The delight was, indeed, all the greater, because the recital offered the very epitome of spirited, joyful music. And it came from an artiste from far-off Goad. It can be said, without exaggeration, that Nisha Nigalye, who is only 24, came as a revelation. Her contribution looked too good for her age, and she left us in no doubt that given certain conditions, she is going to make it to the top, sooner than later.

Nisha comes of a art-loving middle class family from Panaji, and she had her initiation into music from the age of nine. After learning the basics of Hindustani music from Karandikar Buva, a local erudite teacher, she had the benefit of advanced guidance from Pandit V. R. Athavale and Pandit S. S. Haldankar, both directors of music at the Goa Kala Academy.

Side by side, she has prosecuted her scholastic education in music and has bagged a diploma and post-graduate degree in that subject. She has also bagged several first prizes at many prestigious music contests.

Nisha began her recital with the profound Marwa in vilambit and drut. She followed it up with a briefer rendition of Bihagda (the variety which uses only shudha nishad), also in slow and fast tempi. After a brief interval, she treated us to a composition in Sindhura, a rare and difficult melody. The number, heard next was a three-tier offering in Hamir, rendered in vilambit, drut and tarana. To lend variety, she next took up a thumri in Mishra Khamaj and rounded off with a Hindi devotional.

Two aspects of Nisha’s singing were most striking. The first was had utterly tuneful voice. Second, her correct insight into the beauties of form and structure in each of her chosen numbers.

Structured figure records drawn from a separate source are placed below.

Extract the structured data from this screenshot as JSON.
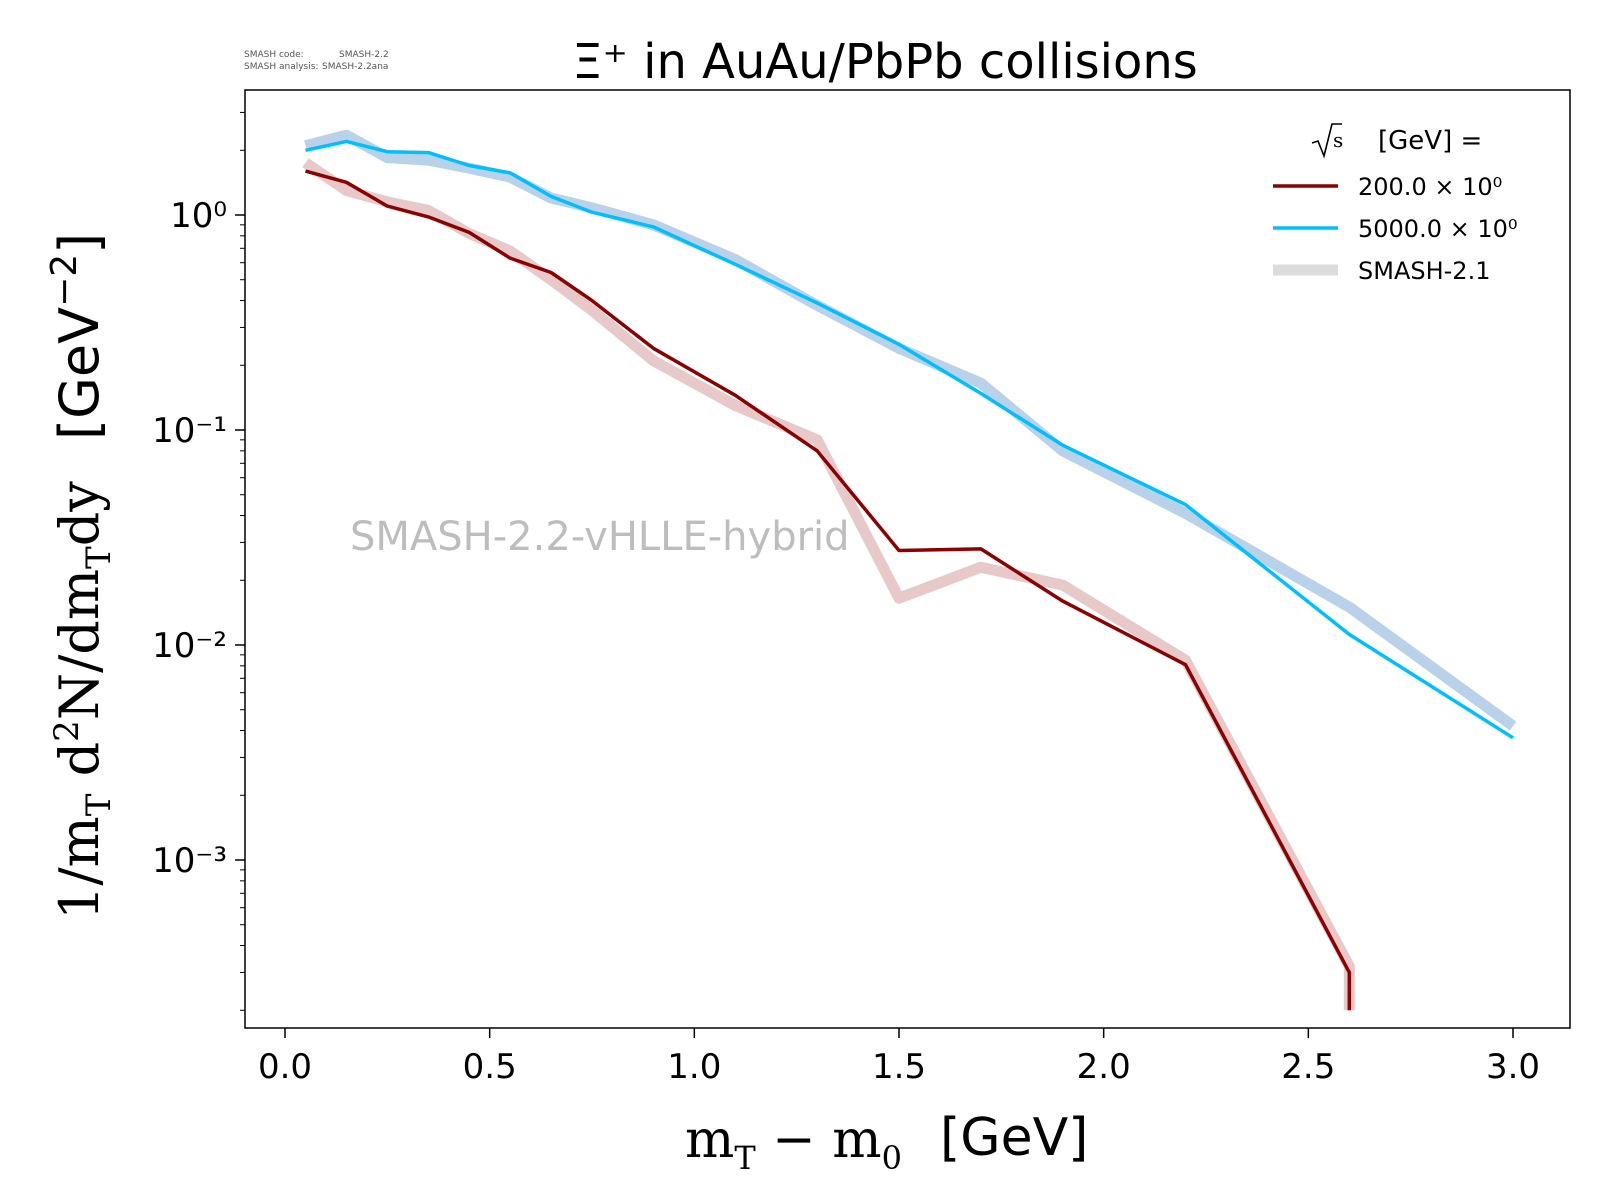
{
  "meta": {
    "code_label": "SMASH code:",
    "code_value": "SMASH-2.2",
    "analysis_label": "SMASH analysis:",
    "analysis_value": "SMASH-2.2ana"
  },
  "watermark": "SMASH-2.2-vHLLE-hybrid",
  "legend": {
    "title_text": "[GeV] =",
    "entries": [
      "200.0 × 10⁰",
      "5000.0 × 10⁰",
      "SMASH-2.1"
    ]
  },
  "colors": {
    "dark_red": "#8b0000",
    "light_blue": "#00bfff",
    "ref_red": "#e8c9c9",
    "ref_blue": "#b9d2e9",
    "legend_ref": "#dcdcdc",
    "watermark": "#bdbdbd"
  },
  "chart_data": {
    "type": "line",
    "title": "Ξ⁺ in AuAu/PbPb collisions",
    "xlabel": "m_T − m_0 [GeV]",
    "ylabel": "1/m_T d²N/dm_Tdy [GeV⁻²]",
    "xlim": [
      -0.1,
      3.15
    ],
    "ylim": [
      0.0002,
      3.5
    ],
    "yscale": "log",
    "xticks": [
      "0.0",
      "0.5",
      "1.0",
      "1.5",
      "2.0",
      "2.5",
      "3.0"
    ],
    "yticks": [
      "10⁰",
      "10⁻¹",
      "10⁻²",
      "10⁻³"
    ],
    "legend_position": "top-right",
    "grid": false,
    "series": [
      {
        "name": "SMASH-2.1",
        "reference": true,
        "color": "#e8c9c9",
        "x": [
          0.05,
          0.15,
          0.25,
          0.35,
          0.45,
          0.55,
          0.65,
          0.75,
          0.9,
          1.1,
          1.3,
          1.5,
          1.7,
          1.9,
          2.2,
          2.6,
          2.6
        ],
        "y": [
          1.75,
          1.3,
          1.15,
          1.05,
          0.82,
          0.68,
          0.5,
          0.36,
          0.21,
          0.13,
          0.09,
          0.0165,
          0.023,
          0.019,
          0.0085,
          0.00032,
          0.0002
        ]
      },
      {
        "name": "SMASH-2.1",
        "reference": true,
        "color": "#b9d2e9",
        "x": [
          0.05,
          0.15,
          0.25,
          0.35,
          0.45,
          0.55,
          0.65,
          0.75,
          0.9,
          1.1,
          1.3,
          1.5,
          1.7,
          1.9,
          2.2,
          2.6,
          3.0
        ],
        "y": [
          2.1,
          2.35,
          1.85,
          1.8,
          1.65,
          1.5,
          1.2,
          1.08,
          0.9,
          0.62,
          0.38,
          0.24,
          0.165,
          0.08,
          0.041,
          0.015,
          0.0042
        ]
      },
      {
        "name": "200.0 × 10⁰",
        "color": "#8b0000",
        "x": [
          0.05,
          0.15,
          0.25,
          0.35,
          0.45,
          0.55,
          0.65,
          0.75,
          0.9,
          1.1,
          1.3,
          1.5,
          1.7,
          1.9,
          2.2,
          2.6,
          2.6
        ],
        "y": [
          1.6,
          1.42,
          1.1,
          0.98,
          0.83,
          0.63,
          0.54,
          0.4,
          0.24,
          0.145,
          0.08,
          0.0275,
          0.028,
          0.016,
          0.0081,
          0.0003,
          0.0002
        ]
      },
      {
        "name": "5000.0 × 10⁰",
        "color": "#00bfff",
        "x": [
          0.05,
          0.15,
          0.25,
          0.35,
          0.45,
          0.55,
          0.65,
          0.75,
          0.9,
          1.1,
          1.3,
          1.5,
          1.7,
          1.9,
          2.2,
          2.6,
          3.0
        ],
        "y": [
          2.0,
          2.2,
          1.97,
          1.95,
          1.7,
          1.57,
          1.22,
          1.03,
          0.88,
          0.59,
          0.39,
          0.25,
          0.148,
          0.085,
          0.045,
          0.0112,
          0.0037
        ]
      }
    ]
  }
}
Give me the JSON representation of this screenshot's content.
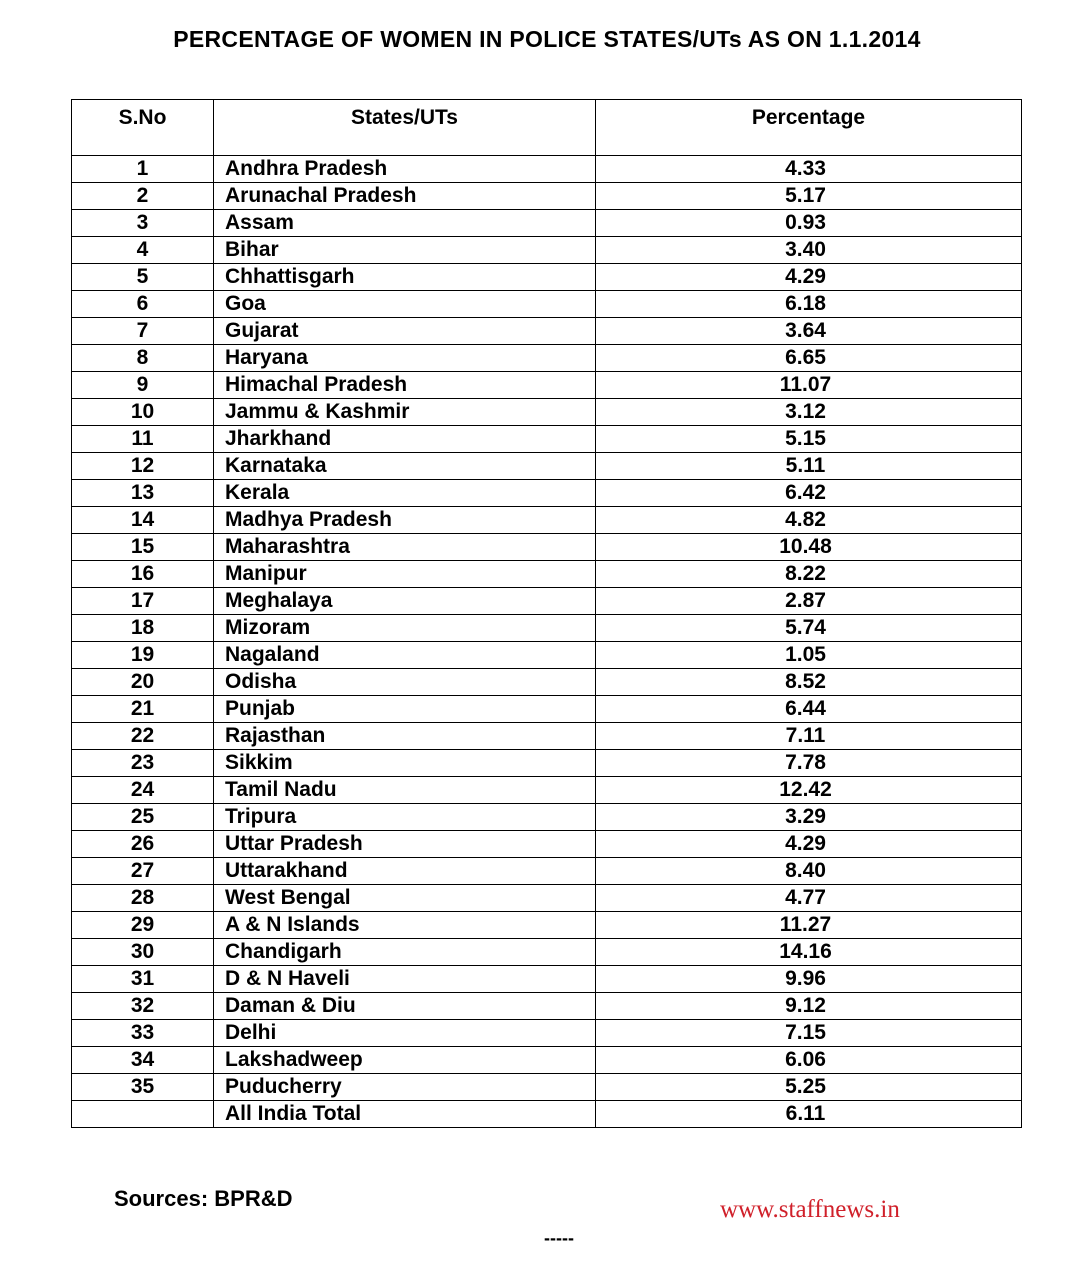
{
  "title": "PERCENTAGE OF WOMEN IN POLICE STATES/UTs AS ON 1.1.2014",
  "table": {
    "headers": [
      "S.No",
      "States/UTs",
      "Percentage"
    ],
    "rows": [
      [
        "1",
        "Andhra Pradesh",
        "4.33"
      ],
      [
        "2",
        "Arunachal Pradesh",
        "5.17"
      ],
      [
        "3",
        "Assam",
        "0.93"
      ],
      [
        "4",
        "Bihar",
        "3.40"
      ],
      [
        "5",
        "Chhattisgarh",
        "4.29"
      ],
      [
        "6",
        "Goa",
        "6.18"
      ],
      [
        "7",
        "Gujarat",
        "3.64"
      ],
      [
        "8",
        "Haryana",
        "6.65"
      ],
      [
        "9",
        "Himachal Pradesh",
        "11.07"
      ],
      [
        "10",
        "Jammu & Kashmir",
        "3.12"
      ],
      [
        "11",
        "Jharkhand",
        "5.15"
      ],
      [
        "12",
        "Karnataka",
        "5.11"
      ],
      [
        "13",
        "Kerala",
        "6.42"
      ],
      [
        "14",
        "Madhya Pradesh",
        "4.82"
      ],
      [
        "15",
        "Maharashtra",
        "10.48"
      ],
      [
        "16",
        "Manipur",
        "8.22"
      ],
      [
        "17",
        "Meghalaya",
        "2.87"
      ],
      [
        "18",
        "Mizoram",
        "5.74"
      ],
      [
        "19",
        "Nagaland",
        "1.05"
      ],
      [
        "20",
        "Odisha",
        "8.52"
      ],
      [
        "21",
        "Punjab",
        "6.44"
      ],
      [
        "22",
        "Rajasthan",
        "7.11"
      ],
      [
        "23",
        "Sikkim",
        "7.78"
      ],
      [
        "24",
        "Tamil Nadu",
        "12.42"
      ],
      [
        "25",
        "Tripura",
        "3.29"
      ],
      [
        "26",
        "Uttar Pradesh",
        "4.29"
      ],
      [
        "27",
        "Uttarakhand",
        "8.40"
      ],
      [
        "28",
        "West Bengal",
        "4.77"
      ],
      [
        "29",
        "A & N Islands",
        "11.27"
      ],
      [
        "30",
        "Chandigarh",
        "14.16"
      ],
      [
        "31",
        "D & N Haveli",
        "9.96"
      ],
      [
        "32",
        "Daman & Diu",
        "9.12"
      ],
      [
        "33",
        "Delhi",
        "7.15"
      ],
      [
        "34",
        "Lakshadweep",
        "6.06"
      ],
      [
        "35",
        "Puducherry",
        "5.25"
      ],
      [
        "",
        "All India Total",
        "6.11"
      ]
    ]
  },
  "sources": "Sources: BPR&D",
  "watermark": "www.staffnews.in",
  "end_mark": "-----",
  "colors": {
    "watermark": "#d0202a"
  }
}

Even so, I would give the palm to her explorations of Marwa and Hamir. Her Bihagda and Sindhura somehow could not attain the same degree of achievement. Specially, the drut in Bihagada had avoidable theatrical elements. On the contrary, her thumri was surprisingly sensitive. Her Sindhura was more likeable for its tricky, involved tonal substance. The final devotional had the flavor reminiscent of Kumar Gandharva’s famous Nirguni bhajans.

The artiste received competent support from the veteran Nene on the harmonium and younger Jaiphalkar on the tabla.